Выбрать главу

Прежде чем сделать первый шаг, ты уже у цели.

Прежде чем открыть рот, ты уже все сказал.

Прозрение приходит прежде, чем успеешь понять…

Традиция требует признать, что всякое непонимание есть в действительности недопонимание. Если, согласно китайской традиции, мы в любой момент «уже знаем», то мыслить и обозначать значит всего лишь проводить межи в необозримом поле посредования смысла, то есть, по существу, проводить границы внутри предельности, ограничивать ограничение, если угодно, — писать «белым по белому». В таком письме все диктуется законом экономии выражения: чем меньше сфера условного, объективированного смысла, тем больше простора высвобождается для смысла как открытости бытия. Традиция — это строжайшая школа, которая служит высвобождению жизни. И чем менее традиционалистски художник стремится выразить себя, тем долговечнее его творения при условии, разумеется, сохранения памяти (то есть памяти непамяти!) бытийственных корней искусства. Ибо в таких культурах, где предельность форм непосредственно запечатлена в каноне школы или даже общего стиля культуры и индивидуальное почти совпадает с родовым, все решает не личная оригинальность, а отношение к традиции, имеющее целью постижение или, лучше сказать, высвобождение общего для всех первичного понимания. Речь идет об опыте, который недоступен выражению, но лишь потому, что не может быть сокрыт, ведь он знаменует не что иное, как безусловную открытость зиянию бытия, немыслимую встречу отсутствующего с отсутствующим или, говоря словами чаньской сентенции, «выливание чистой воды в чистую воду». В конце концов говорить афористически — значит утаивать неутаимое.

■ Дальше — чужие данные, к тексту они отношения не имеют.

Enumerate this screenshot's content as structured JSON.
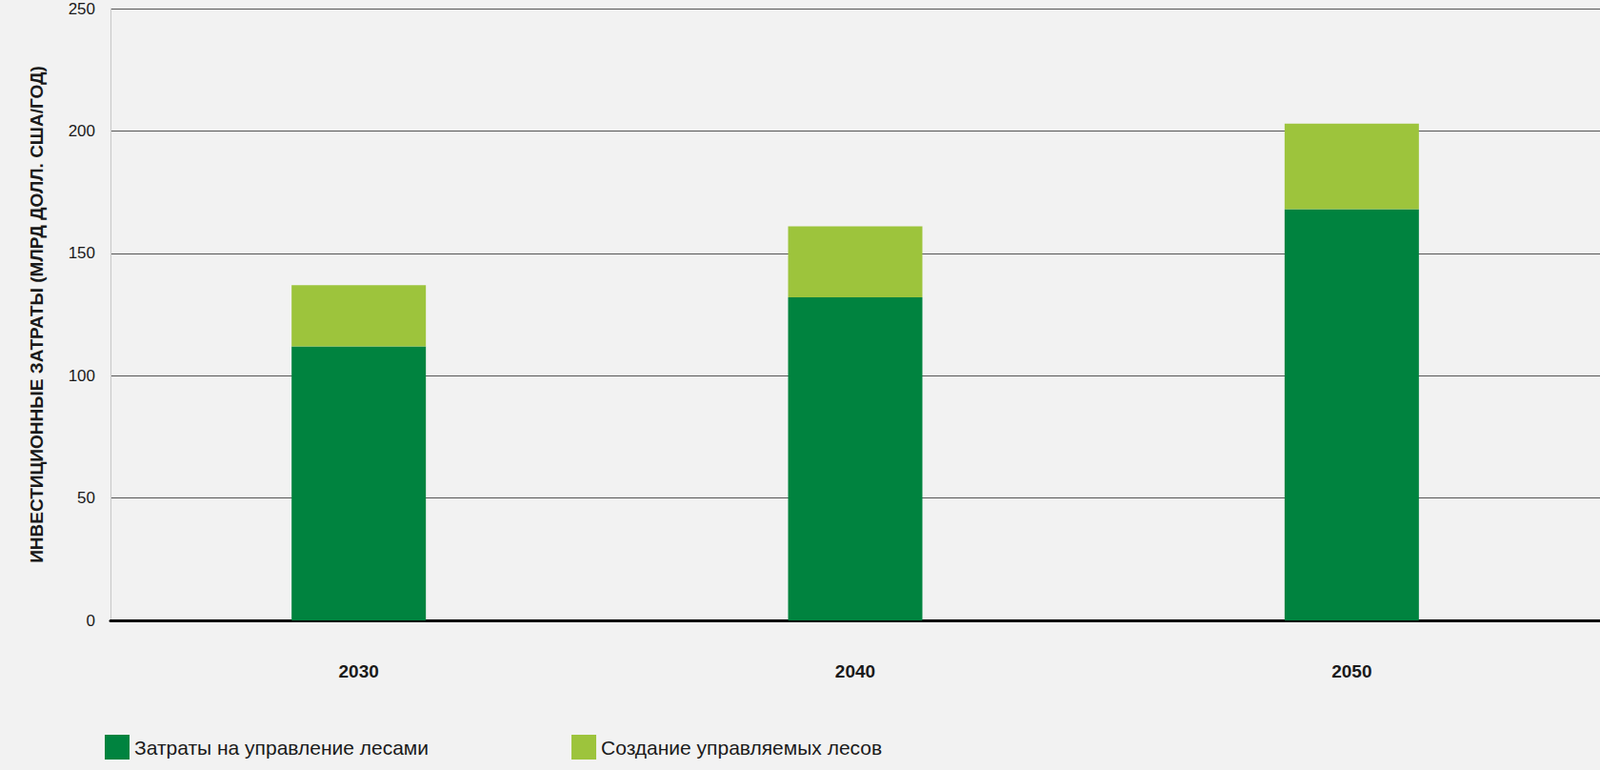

Итак, экспрессивная сила афористического высказывания есть та искра, которая высекается напряжением между сказанным и подразумеваемым, означенным и необозначенным. Следовательно, поэтическое «уплотнение смысла», предлагаемое афоризмом, носит характер метафорического процесса. Метафора же, вскрывая не замечавшиеся ранее аналогии между вещами, служит не столько обозначению, сколько познанию. Она выступает, по классическому определению Аристотеля, вестницей нового. Но если метафора есть принцип связи, она не просто дает знание каких-то новых сущностей. Связывая то, что не связывается, метафора сообщает еще и о границах вещей — о том, чем вещи не являются. Она подтверждает подлинное бытие вещей там, где они претерпевают превращение. Метафорическая речь — это творческая стихия самообновления, свидетельствующая о себе, если воспользоваться выражением А. Бергсона, в «текучих понятиях».

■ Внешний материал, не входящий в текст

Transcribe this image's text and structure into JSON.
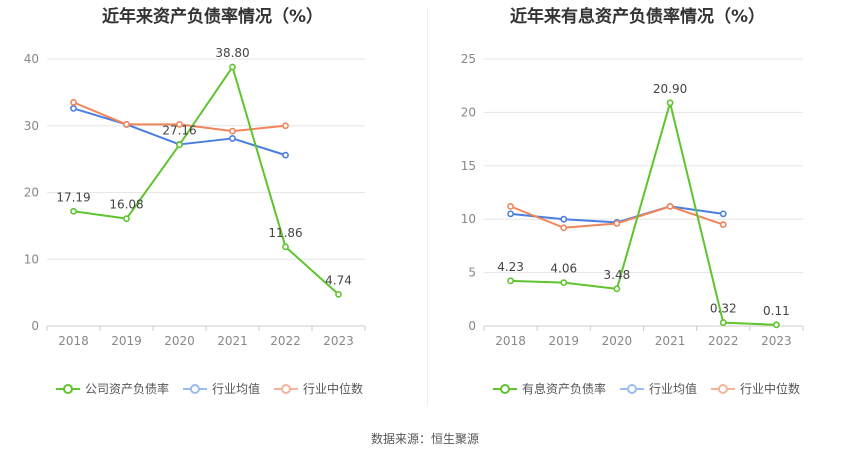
{
  "source_note": "数据来源：恒生聚源",
  "chart_data": [
    {
      "type": "line",
      "title": "近年来资产负债率情况（%）",
      "categories": [
        "2018",
        "2019",
        "2020",
        "2021",
        "2022",
        "2023"
      ],
      "y_ticks": [
        "0",
        "10",
        "20",
        "30",
        "40"
      ],
      "ylim": [
        0,
        40
      ],
      "grid": true,
      "legend_position": "bottom",
      "series": [
        {
          "name": "公司资产负债率",
          "color": "#5fc42d",
          "values": [
            17.19,
            16.08,
            27.16,
            38.8,
            11.86,
            4.74
          ],
          "labels": [
            "17.19",
            "16.08",
            "27.16",
            "38.80",
            "11.86",
            "4.74"
          ]
        },
        {
          "name": "行业均值",
          "color": "#4a7ee0",
          "values": [
            32.6,
            30.2,
            27.2,
            28.1,
            25.6,
            null
          ]
        },
        {
          "name": "行业中位数",
          "color": "#f0855a",
          "values": [
            33.5,
            30.2,
            30.2,
            29.2,
            30.0,
            null
          ]
        }
      ]
    },
    {
      "type": "line",
      "title": "近年来有息资产负债率情况（%）",
      "categories": [
        "2018",
        "2019",
        "2020",
        "2021",
        "2022",
        "2023"
      ],
      "y_ticks": [
        "0",
        "5",
        "10",
        "15",
        "20",
        "25"
      ],
      "ylim": [
        0,
        25
      ],
      "grid": true,
      "legend_position": "bottom",
      "series": [
        {
          "name": "有息资产负债率",
          "color": "#5fc42d",
          "values": [
            4.23,
            4.06,
            3.48,
            20.9,
            0.32,
            0.11
          ],
          "labels": [
            "4.23",
            "4.06",
            "3.48",
            "20.90",
            "0.32",
            "0.11"
          ]
        },
        {
          "name": "行业均值",
          "color": "#4a7ee0",
          "values": [
            10.5,
            10.0,
            9.7,
            11.2,
            10.5,
            null
          ]
        },
        {
          "name": "行业中位数",
          "color": "#f0855a",
          "values": [
            11.2,
            9.2,
            9.6,
            11.2,
            9.5,
            null
          ]
        }
      ]
    }
  ]
}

Но в конце концов метафора отрицает сама себя и сама себя превосходит. В этом качестве она оказывается прообразом постоянно определяющего и не умеющего определить себя духа, прообразом бесконечности, которая присутствует воистину только в конечном. Если все в мире существует по своему пределу, не преходит в нем лишь сама предельность существования. Эта предельность и составляет действительное содержание таких понятий, как «полнота бытия», «мир в целом» или наше «я» в его конкретной целостности. О таких вещах можно сказать только метафорически. Но сама метафора в предельной точке своего развертывания, будучи соотнесенной с универсумом, уже перестает быть только метафорой, «иносказанием», перестает отличаться от неметафоры. Она становится правдивым свидетельствованием бытия, даже если кажется «безумием мира сего». Оттого же в традиции все решает не сам текст, а отношение к тексту. Текст как памятник традиции требует молчаливо-понимающего читателя.

Изумление, рождаемое новаторством истинного мастера, проистекает в конечном счете не просто из парадоксального сопряжения образов, из чего-то нового лишь по видимости, но из некоей глубины смысла, которая раскрывается как отрицание исходных посылок творчества. Художник преодолевает себя в своем произведении. Чувство границы — вот что отличает его новаторство от новизны, скажем, бреда сумасшедшего. Перспектива взаимопереходов, извечного мерцания смысла и есть та неведомая форма, по отношению к которой только и имеет смысл новизна художественного творчества. В соотнесенности с этой всеобъятно-пустотной формой произведение искусства становится интимно понятным нам, даже если все в нем для нас незнакомо, и мы не можем выразить это интимное понимание в понятии.